Proposition 2 . . . banned tight confinement of egg-laying hens, veal calves and sows.  While many food activists and politicians in the state hailed the vote as proof of consumers’ increasing interest in where their food comes from, the proposition’s passage has angry farmers and their allies wanting to put the issue of succession to a vote, perhaps as soon as 2012.

The farmers interviewed for the article represent just some “farmers’ perspectives.” In pitting “farmers” against “food activists and politicians,” the story leaves out growers interested in organic farming and locally grown products.  There are farmers who want to reduce animal suffering.  The National Black Farmers Association, Institute for Agriculture and Trade Policy, Family Farm Defenders, and Farm Forward all supported Prop 2.  The Times story got sensationalists quotes (one farmer describes supporters of Prop 2 as “think[ing] fish are more important than people, that pigs are treated mean and chickens should run loose”), but the Times didn’t tell the whole story.  That’s because quotes from people who think that “chickens should run loose” don’t play into the historic (and romantic) American archetypes of the pioneer-farmer.

– Bridget Crawford

Taxing Veterinary Care

Interesting story on NPR (read and listen here) about Governor Schwarzenegger’s proposed plan to levy a 9% tax on veterinary care as part of an overall plan to close California’s $41 billion budget gap.  The proposal has raised concern that it will price veterinary care out of the reach of many Californians.  As a result, many animals will face abandonment or euthanization.  H.D. Palmer, of California’s Department of Finance noted that veterinary care is not being singled out; the state also plans to tax  auto and appliance repair, golf fees, sporting events and amusement parks such as Disneyland and Knots Berry Farm.

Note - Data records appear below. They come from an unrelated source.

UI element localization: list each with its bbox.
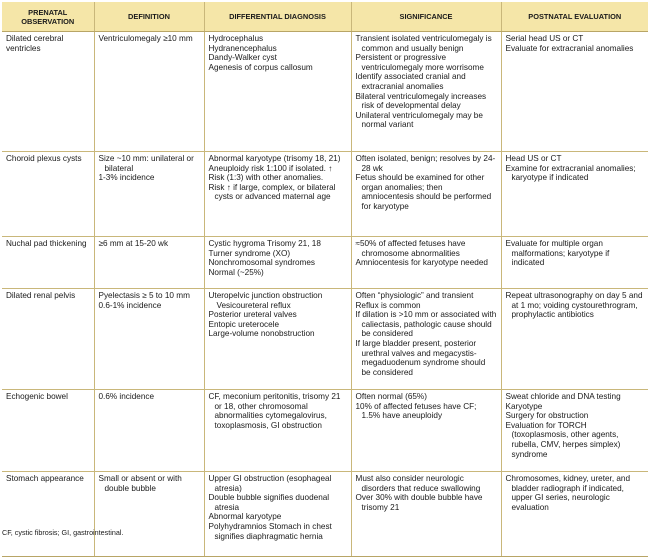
cell-line: Surgery for obstruction: [505, 411, 589, 421]
cell-definition: [94, 390, 204, 472]
table-row: [2, 472, 648, 557]
cell-line: ≈50% of affected fetuses have chromosome abnormalities: [355, 239, 466, 258]
table-row: [2, 32, 648, 152]
prenatal-observation-table: [2, 2, 648, 557]
cell-definition: [94, 472, 204, 557]
cell-line: ≥6 mm at 15-20 wk: [98, 239, 169, 248]
cell-significance: [351, 237, 501, 289]
table-row: [2, 390, 648, 472]
cell-line: Vesicoureteral reflux: [216, 300, 291, 310]
cell-line: Persistent or progressive ventriculomegaly more worrisome: [355, 53, 484, 72]
cell-significance: [351, 472, 501, 557]
cell-line: Repeat ultrasonography on day 5 and at 1 mo; voiding cystourethrogram, prophylactic antibiotics: [505, 291, 643, 320]
cell-significance: [351, 152, 501, 237]
cell-line: If large bladder present, posterior urethral valves and megacystis-megaduodenum syndrome should be considered: [355, 338, 486, 377]
cell-line: Unilateral ventriculomegaly may be normal variant: [355, 110, 483, 130]
cell-line: 0.6-1% incidence: [98, 300, 162, 310]
header-row: [2, 2, 648, 32]
cell-postnatal: [501, 32, 648, 152]
cell-definition: [94, 289, 204, 390]
cell-differential: [204, 472, 351, 557]
cell-line: Evaluate for multiple organ malformations; karyotype if indicated: [505, 239, 610, 268]
cell-postnatal: [501, 390, 648, 472]
cell-line: Normal (~25%): [208, 267, 264, 277]
cell-significance: [351, 289, 501, 390]
cell-line: Ventriculomegaly ≥10 mm: [98, 34, 193, 43]
cell-line: Often normal (65%): [355, 392, 427, 401]
cell-line: Cystic hygroma Trisomy 21, 18: [208, 239, 321, 248]
cell-line: Risk ↑ if large, complex, or bilateral cysts or advanced maternal age: [208, 182, 336, 202]
cell-line: Reflux is common: [355, 300, 421, 310]
cell-line: Polyhydramnios Stomach in chest signifies diaphragmatic hernia: [208, 521, 332, 541]
cell-significance: [351, 390, 501, 472]
cell-definition: [94, 152, 204, 237]
table-row: [2, 152, 648, 237]
cell-line: Pyelectasis ≥ 5 to 10 mm: [98, 291, 190, 300]
cell-line: Over 30% with double bubble have trisomy 21: [355, 493, 483, 512]
cell-differential: [204, 390, 351, 472]
cell-line: Entopic ureterocele: [208, 319, 280, 329]
cell-line: CF, meconium peritonitis, trisomy 21 or 18, other chromosomal abnormalities cytomegalovirus, toxoplasmosis, GI obstruction: [208, 392, 341, 430]
cell-postnatal: [501, 237, 648, 289]
cell-line: Small or absent or with double bubble: [98, 474, 182, 493]
cell-line: 10% of affected fetuses have CF; 1.5% have aneuploidy: [355, 401, 477, 421]
cell-definition: [94, 237, 204, 289]
cell-differential: [204, 32, 351, 152]
cell-line: Sweat chloride and DNA testing: [505, 392, 621, 401]
cell-line: Hydrocephalus: [208, 34, 264, 43]
header-prenatal-observation: PRENATAL OBSERVATION: [2, 2, 94, 32]
cell-differential: [204, 289, 351, 390]
cell-line: Often isolated, benign; resolves by 24-28 wk: [355, 154, 496, 173]
cell-observation: [2, 237, 94, 289]
cell-line: Agenesis of corpus callosum: [208, 62, 313, 72]
cell-line: Often “physiologic” and transient: [355, 291, 474, 300]
table-footnote: CF, cystic fibrosis; GI, gastrointestinal.: [2, 528, 124, 537]
cell-observation: [2, 32, 94, 152]
cell-line: Turner syndrome (XO): [208, 248, 291, 258]
cell-line: Transient isolated ventriculomegaly is common and usually benign: [355, 34, 492, 53]
cell-observation: [2, 472, 94, 557]
cell-line: Hydranencephalus: [208, 43, 277, 53]
cell-line: Abnormal karyotype (trisomy 18, 21): [208, 154, 341, 163]
cell-line: 0.6% incidence: [98, 392, 155, 401]
cell-line: Bilateral ventriculomegaly increases risk of developmental delay: [355, 91, 487, 111]
cell-line: Aneuploidy risk 1:100 if isolated. ↑: [208, 163, 333, 173]
cell-postnatal: [501, 472, 648, 557]
cell-line: Chromosomes, kidney, ureter, and bladder radiograph if indicated, upper GI series, neurologic evaluation: [505, 474, 631, 512]
cell-line: Dilated renal pelvis: [6, 291, 76, 300]
cell-observation: [2, 152, 94, 237]
cell-differential: [204, 152, 351, 237]
header-postnatal-evaluation: POSTNATAL EVALUATION: [501, 2, 648, 32]
cell-line: Serial head US or CT: [505, 34, 584, 43]
cell-line: Risk (1:3) with other anomalies.: [208, 173, 324, 183]
cell-line: Echogenic bowel: [6, 392, 68, 401]
header-definition: DEFINITION: [94, 2, 204, 32]
table-row: [2, 237, 648, 289]
header-significance: SIGNIFICANCE: [351, 2, 501, 32]
cell-line: Nonchromosomal syndromes: [208, 258, 315, 268]
cell-line: Amniocentesis for karyotype needed: [355, 258, 488, 268]
cell-line: Stomach appearance: [6, 474, 84, 483]
cell-line: Karyotype: [505, 401, 543, 411]
cell-postnatal: [501, 152, 648, 237]
cell-line: If dilation is >10 mm or associated with caliectasis, pathologic cause should be considered: [355, 310, 497, 339]
cell-line: 1-3% incidence: [98, 173, 155, 183]
cell-definition: [94, 32, 204, 152]
cell-line: Nuchal pad thickening: [6, 239, 87, 248]
cell-line: Evaluation for TORCH (toxoplasmosis, other agents, rubella, CMV, herpes simplex) syndrome: [505, 420, 621, 459]
cell-line: Identify associated cranial and extracranial anomalies: [355, 72, 466, 91]
cell-line: Upper GI obstruction (esophageal atresia): [208, 474, 332, 493]
cell-line: Abnormal karyotype: [208, 512, 282, 522]
cell-line: Dilated cerebral ventricles: [6, 34, 64, 53]
cell-significance: [351, 32, 501, 152]
cell-observation: [2, 390, 94, 472]
cell-line: Posterior ureteral valves: [208, 310, 297, 320]
cell-line: Evaluate for extracranial anomalies: [505, 43, 634, 53]
cell-postnatal: [501, 289, 648, 390]
cell-line: Dandy-Walker cyst: [208, 53, 277, 63]
cell-differential: [204, 237, 351, 289]
cell-line: Double bubble signifies duodenal atresia: [208, 493, 330, 512]
table-row: [2, 289, 648, 390]
header-differential-diagnosis: DIFFERENTIAL DIAGNOSIS: [204, 2, 351, 32]
cell-line: Must also consider neurologic disorders that reduce swallowing: [355, 474, 481, 493]
cell-line: Choroid plexus cysts: [6, 154, 82, 163]
cell-observation: [2, 289, 94, 390]
cell-line: Examine for extracranial anomalies; karyotype if indicated: [505, 163, 636, 183]
cell-line: Head US or CT: [505, 154, 562, 163]
cell-line: Size ~10 mm: unilateral or bilateral: [98, 154, 194, 173]
cell-line: Large-volume nonobstruction: [208, 329, 315, 339]
cell-line: Fetus should be examined for other organ anomalies; then amniocentesis should be performed for karyotype: [355, 173, 492, 211]
cell-line: Uteropelvic junction obstruction: [208, 291, 323, 300]
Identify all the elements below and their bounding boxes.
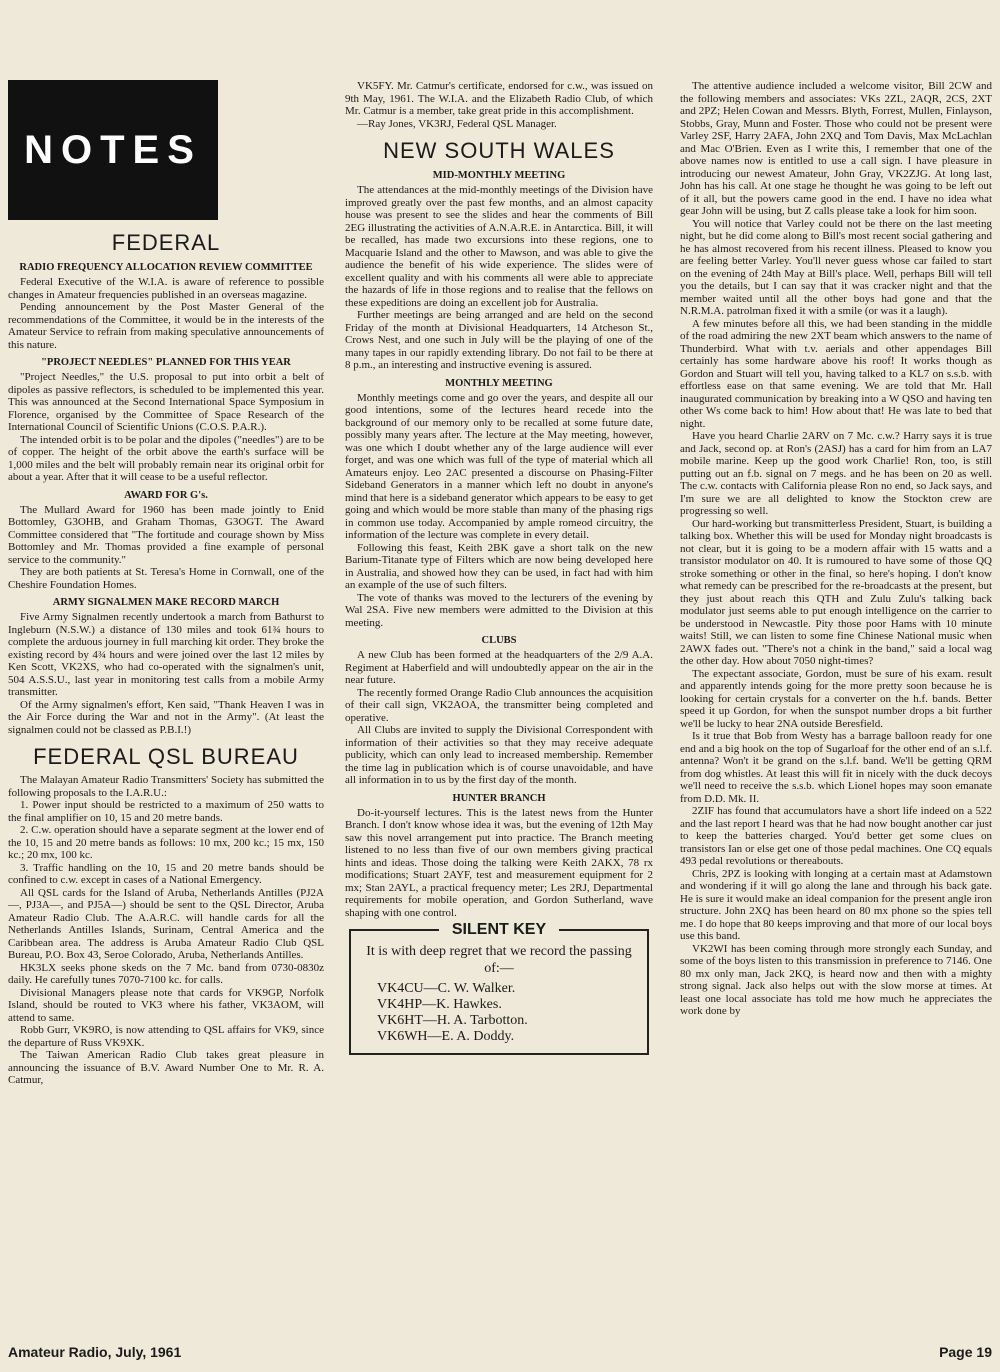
- silent-key-box: [349, 921, 649, 1055]
- article-paragraph: The attendances at the mid-monthly meetings of the Division have improved greatly over the past few months, and an almost capacity house was present to see the slides and hear the comments of Bill 2EG illustrating the activities of A.N.A.R.E. in Antarctica. Bill, it will be recalled, has made two excursions into these regions, one to Macquarie Island and the other to Mawson, and was able to give the audience the benefit of his wide experience. The slides were of excellent quality and with his comments all were able to appreciate the hazards of life in those regions and to realise that the fellows on these expeditions are doing an excellent job for Australia.: [345, 184, 653, 309]
- section-heading: FEDERAL: [111, 230, 221, 255]
- subsection-heading: RADIO FREQUENCY ALLOCATION REVIEW COMMITTEE: [19, 262, 313, 273]
- section-heading: FEDERAL QSL BUREAU: [33, 744, 299, 769]
- article-paragraph: The recently formed Orange Radio Club announces the acquisition of their call sign, VK2AOA, the transmitter being completed and operative.: [345, 686, 653, 724]
- page-footer: [8, 1344, 992, 1360]
- section-heading: NEW SOUTH WALES: [383, 138, 615, 163]
- article-paragraph: All QSL cards for the Island of Aruba, Netherlands Antilles (PJ2A—, PJ3A—, and PJ5A—) should be sent to the QSL Director, Aruba Amateur Radio Club. The A.A.R.C. will handle cards for all the Netherlands Antilles Islands, Surinam, Central America and the Caribbean area. The address is Aruba Amateur Radio Club QSL Bureau, P.O. Box 43, Seroe Colorado, Aruba, Netherlands Antilles.: [8, 886, 324, 961]
- article-paragraph: VK2WI has been coming through more strongly each Sunday, and some of the boys listen to this transmission in preference to 7146. One 80 mx only man, Jack 2KQ, is heard now and then with a mighty strong signal. Jack also helps out with the slow morse at times. At least one local associate has told me how much he appreciates the work done by: [680, 942, 992, 1017]
- article-paragraph: The expectant associate, Gordon, must be sure of his exam. result and apparently intends going for the more pretty soon because he is looking for certain crystals for a converter on the h.f. bands. Better speed it up Gordon, for when the sunspot number drops a bit further we'll be lucky to hear 2NA outside Beresfield.: [680, 667, 992, 730]
- article-paragraph: Is it true that Bob from Westy has a barrage balloon ready for one end and a big hook on the top of Sugarloaf for the other end of an s.l.f. antenna? Won't it be grand on the s.l.f. band. We'll be getting QRM from dog whistles. At least this will fit in nicely with the duck decoys we'll need to receive the s.s.b. which Lionel hopes may soon emanate from D.D. Mk. II.: [680, 730, 992, 805]
- column-right: [680, 80, 992, 1338]
- subsection-heading: "PROJECT NEEDLES" PLANNED FOR THIS YEAR: [41, 357, 291, 368]
- subsection-heading: MID-MONTHLY MEETING: [432, 170, 566, 181]
- article-paragraph: The Malayan Amateur Radio Transmitters' Society has submitted the following proposals to the I.A.R.U.:: [8, 774, 324, 799]
- article-paragraph: Have you heard Charlie 2ARV on 7 Mc. c.w.? Harry says it is true and Jack, second op. at Ron's (2ASJ) has a card for him from an LA7 mobile marine. Keep up the good work Charlie! Ron, too, is still putting out an f.b. signal on 7 megs. and he has been on 20 as well. The c.w. contacts with California please Ron no end, so Jack says, and I'm sure we are all delighted to know the Stockton crew are progressing so well.: [680, 430, 992, 517]
- article-paragraph: 1. Power input should be restricted to a maximum of 250 watts to the final amplifier on 10, 15 and 20 metre bands.: [8, 799, 324, 824]
- article-paragraph: "Project Needles," the U.S. proposal to put into orbit a belt of dipoles as passive reflectors, is scheduled to be implemented this year. This was announced at the Second International Space Symposium in Florence, organised by the Committee of Space Research of the International Council of Scientific Unions (C.O.S. P.A.R.).: [8, 371, 324, 433]
- article-paragraph: A new Club has been formed at the headquarters of the 2/9 A.A. Regiment at Haberfield and will undoubtedly appear on the air in the near future.: [345, 649, 653, 686]
- footer-publication: Amateur Radio, July, 1961: [8, 1344, 182, 1360]
- article-paragraph: The attentive audience included a welcome visitor, Bill 2CW and the following members and associates: VKs 2ZL, 2AQR, 2CS, 2XT and 2PZ; Helen Cowan and Messrs. Blyth, Forrest, Mullen, Finlayson, Stobbs, Gray, Munn and Foster. Those who could not be present were Varley 2SF, Harry 2AFA, John 2XQ and Tom Davis, Max McLachlan and Mac O'Brien. Even as I write this, I remember that one of the above names now is entitled to use a call sign. I have pleasure in introducing our newest Amateur, John Gray, VK2ZJG. At long last, John has his call. At one stage he thought he was going to be left out of it all, but the powers came good in the end. I have no idea what gear John will be using, but Z calls please take a look for him soon.: [680, 80, 992, 217]
- silent-key-title: SILENT KEY: [439, 921, 559, 939]
- column-left: [8, 80, 324, 1338]
- article-paragraph: The Taiwan American Radio Club takes great pleasure in announcing the issuance of B.V. Award Number One to Mr. R. A. Catmur,: [8, 1049, 324, 1086]
- silent-key-entry: VK4CU—C. W. Walker.: [377, 981, 516, 996]
- subsection-heading: HUNTER BRANCH: [452, 792, 546, 804]
- article-paragraph: Of the Army signalmen's effort, Ken said, "Thank Heaven I was in the Air Force during the War and not in the Army". (At least the signalmen could not be classed as P.B.I.!): [8, 698, 324, 736]
- footer-page-number: Page 19: [939, 1344, 992, 1360]
- column-middle: [345, 80, 653, 1338]
- article-paragraph: 2ZIF has found that accumulators have a short life indeed on a 522 and the last report I heard was that he had now bought another car just to keep the batteries charged. You'd better get some clues on transistors Ian or else get one of those pedal machines. One CQ equals 493 pedal revolutions or thereabouts.: [680, 805, 992, 867]
- subsection-heading: MONTHLY MEETING: [445, 377, 553, 389]
- subsection-heading: ARMY SIGNALMEN MAKE RECORD MARCH: [52, 597, 280, 608]
- subsection-heading: CLUBS: [481, 635, 517, 646]
- article-paragraph: HK3LX seeks phone skeds on the 7 Mc. band from 0730-0830z daily. He carefully tunes 7070-7100 kc. for calls.: [8, 961, 324, 986]
- article-paragraph: All Clubs are invited to supply the Divisional Correspondent with information of their activities so that they may receive adequate publicity, which can only lead to increased membership. Remember the time lag in publication which is of course unavoidable, and have all information in to us by the first day of the month.: [345, 724, 653, 786]
- article-paragraph: You will notice that Varley could not be there on the last meeting night, but he did come along to Bill's most recent social gathering and he has almost recovered from his recent illness. Pleased to know you are feeling better Varley. You'll never guess whose car failed to start on the evening of 24th May at Bill's place. Well, perhaps Bill will tell you the details, but I can say that it was cracker night and that the member waited until all the other boys had gone and that the N.R.M.A. patrolman fixed it with a smile (or was it a laugh).: [680, 217, 992, 317]
- article-paragraph: The Mullard Award for 1960 has been made jointly to Enid Bottomley, G3OHB, and Graham Thomas, G3OGT. The Award Committee considered that "The fortitude and courage shown by Miss Bottomley and Mr. Thomas provided a fine example of personal service to the community.": [8, 503, 324, 566]
- article-paragraph: —Ray Jones, VK3RJ, Federal QSL Manager.: [357, 117, 557, 130]
- article-paragraph: Our hard-working but transmitterless President, Stuart, is building a talking box. Whether this will be used for Monday night broadcasts is not clear, but it is going to be a modern affair with 15 watts and a transistor modulator on 40. It is rumoured to have some of those QQ stroke something or other in the final, so here's hoping. I don't know what remedy can be prescribed for the re-broadcasts at the present, but they just about reach this QTH and Zulu Zulu's talking back modulator just seems able to put enough intelligence on the carrier to be understood in Newcastle. Pity those poor Hams with 10 minute waits! Still, we can listen to some fine Chinese National music when 2AWX fades out. "There's not a chink in the band," said a local wag the other day. How about 7050 night-times?: [680, 517, 992, 667]
- article-paragraph: 2. C.w. operation should have a separate segment at the lower end of the 10, 15 and 20 metre bands as follows: 10 mx, 200 kc.; 15 mx, 150 kc.; 20 mx, 100 kc.: [8, 824, 324, 861]
- silent-key-entry: VK6WH—E. A. Doddy.: [377, 1029, 515, 1044]
- article-paragraph: VK5FY. Mr. Catmur's certificate, endorsed for c.w., was issued on 9th May, 1961. The W.I.A. and the Elizabeth Radio Club, of which Mr. Catmur is a member, take great pride in this accomplishment.: [345, 80, 653, 117]
- notes-banner: NOTES: [8, 80, 218, 220]
- article-paragraph: 3. Traffic handling on the 10, 15 and 20 metre bands should be confined to c.w. except in cases of a National Emergency.: [8, 861, 324, 886]
- silent-key-entry: VK4HP—K. Hawkes.: [377, 997, 502, 1012]
- article-paragraph: Pending announcement by the Post Master General of the recommendations of the Committee, it would be in the interests of the Amateur Service to refrain from making speculative announcements of this nature.: [8, 301, 324, 351]
- article-paragraph: The vote of thanks was moved to the lecturers of the evening by Wal 2SA. Five new members were admitted to the Division at this meeting.: [345, 591, 653, 629]
- silent-key-entry: VK6HT—H. A. Tarbotton.: [377, 1013, 528, 1028]
- article-paragraph: They are both patients at St. Teresa's Home in Cornwall, one of the Cheshire Foundation Homes.: [8, 566, 324, 591]
- article-paragraph: Monthly meetings come and go over the years, and despite all our good intentions, some of the lectures heard recede into the background of our memory only to be recalled at some future date, possibly many years after. The lecture at the May meeting, however, was one which I doubt whether any of the large audience will ever forget, and was one which was full of the type of material which all Amateurs enjoy. Leo 2AC presented a discourse on Phasing-Filter Sideband Generators in a manner which left no doubt in anyone's mind that here is a sideband generator which appears to be easy to get going and which would be more stable than many of the phasing rigs in common use today. Accompanied by ample romeod circuitry, the information of the lecture was complete in every detail.: [345, 391, 653, 541]
- article-paragraph: A few minutes before all this, we had been standing in the middle of the road admiring the new 2XT beam which answers to the name of Thunderbird. What with t.v. aerials and other appendages Bill certainly has some hardware above his roof! It works though as Gordon and Stuart will tell you, having talked to a KL7 on s.s.b. with effortless ease on that same evening. We are told that Mr. Hall inaugurated communication by breaking into a W QSO and having ten other Ws come back to him! How about that! He was late to bed that night.: [680, 317, 992, 430]
- article-paragraph: Further meetings are being arranged and are held on the second Friday of the month at Divisional Headquarters, 14 Atcheson St., Crows Nest, and one such in July will be the playing of one of the many tapes in our rapidly extending library. Do not fail to be there at 8 p.m., an interesting and instructive evening is assured.: [345, 309, 653, 371]
- article-paragraph: Five Army Signalmen recently undertook a march from Bathurst to Ingleburn (N.S.W.) a distance of 130 miles and took 61¾ hours to complete the arduous journey in full marching kit order. They broke the existing record by 4¾ hours and were joined over the last 12 miles by Ken Scott, VK2XS, who had co-operated with the signalmen's unit, 504 A.S.S.U., last year in monitoring test calls from a mobile Army transmitter.: [8, 611, 324, 698]
- article-paragraph: Chris, 2PZ is looking with longing at a certain mast at Adamstown and wondering if it will go along the lane and through his back gate. He is sure it would make an ideal companion for the present angle iron structure. John 2XQ has been heard on 80 mx phone so the spies tell me. I do hope that 80 keeps improving and that more of our local boys use this band.: [680, 867, 992, 942]
- article-paragraph: The intended orbit is to be polar and the dipoles ("needles") are to be of copper. The height of the orbit above the earth's surface will be 1,000 miles and the belt will probably remain near its original orbit for about a year. After that it will cease to be a useful reflector.: [8, 433, 324, 483]
- article-paragraph: Do-it-yourself lectures. This is the latest news from the Hunter Branch. I don't know whose idea it was, but the evening of 12th May saw this novel arrangement put into practice. The Branch meeting listened to no less than five of our own members giving practical hints and ideas. Those doing the talking were Keith 2AKX, 78 rx modifications; Stuart 2AYF, test and measurement equipment for 2 mx; Stan 2AYL, a practical frequency meter; Les 2RJ, Departmental requirements for mobile operation, and Gordon Sutherland, wave shaping with one control.: [345, 806, 653, 919]
- article-paragraph: Following this feast, Keith 2BK gave a short talk on the new Barium-Titanate type of Filters which are now being developed here in Australia, and showed how they can be used, in fact had with him an example of the use of such filters.: [345, 541, 653, 591]
- silent-key-intro: It is with deep regret that we record the passing of:—: [366, 944, 632, 976]
- subsection-heading: AWARD FOR G's.: [124, 489, 208, 501]
- article-paragraph: Federal Executive of the W.I.A. is aware of reference to possible changes in Amateur frequencies published in an overseas magazine.: [8, 276, 324, 301]
- article-paragraph: Robb Gurr, VK9RO, is now attending to QSL affairs for VK9, since the departure of Russ VK9XK.: [8, 1024, 324, 1049]
- article-paragraph: Divisional Managers please note that cards for VK9GP, Norfolk Island, should be routed to VK3 where his father, VK3AOM, will attend to same.: [8, 986, 324, 1024]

There is no denying that California’s budget crisis is real and that the state faces some hard choices.  Nonetheless, I look forward to the day when medical care for sentient, feeling creatures is not a line item comparable to greens fees or trips to Disneyland.

dnc

Egg Production in a Post Proposition 2 World

Will the passage of California’s Proposition 2 lead to an increase or decrease in egg production? The answer is not obvious. Some animal advocates contend that egg consumption will increase because the public will feel better about the way that egg-laying hens are treated in the post Prop 2 world. If this turns out to be the case, Proposition 2 will not meaningfully reduce animal suffering.  On the other hand, the spokesman for the California Farm Bureau Federation (CFBF) recently stated that “[t]he impact of Prop. 2 is pretty obvious…[w]ithin a few years, it will be impossible to find California eggs in stores.” If the CFBF is right, Proposition 2 will not only improve the conditions of confinement of egg-laying hens but also significantly reduce the amount of hens raised for egg production.  For the reasons that I fleshed out in my reply to Francione, I’m inclined to believe that egg consumption will not change significantly as a result of the passage of Proposition 2.  Who’s right? Only time will tell.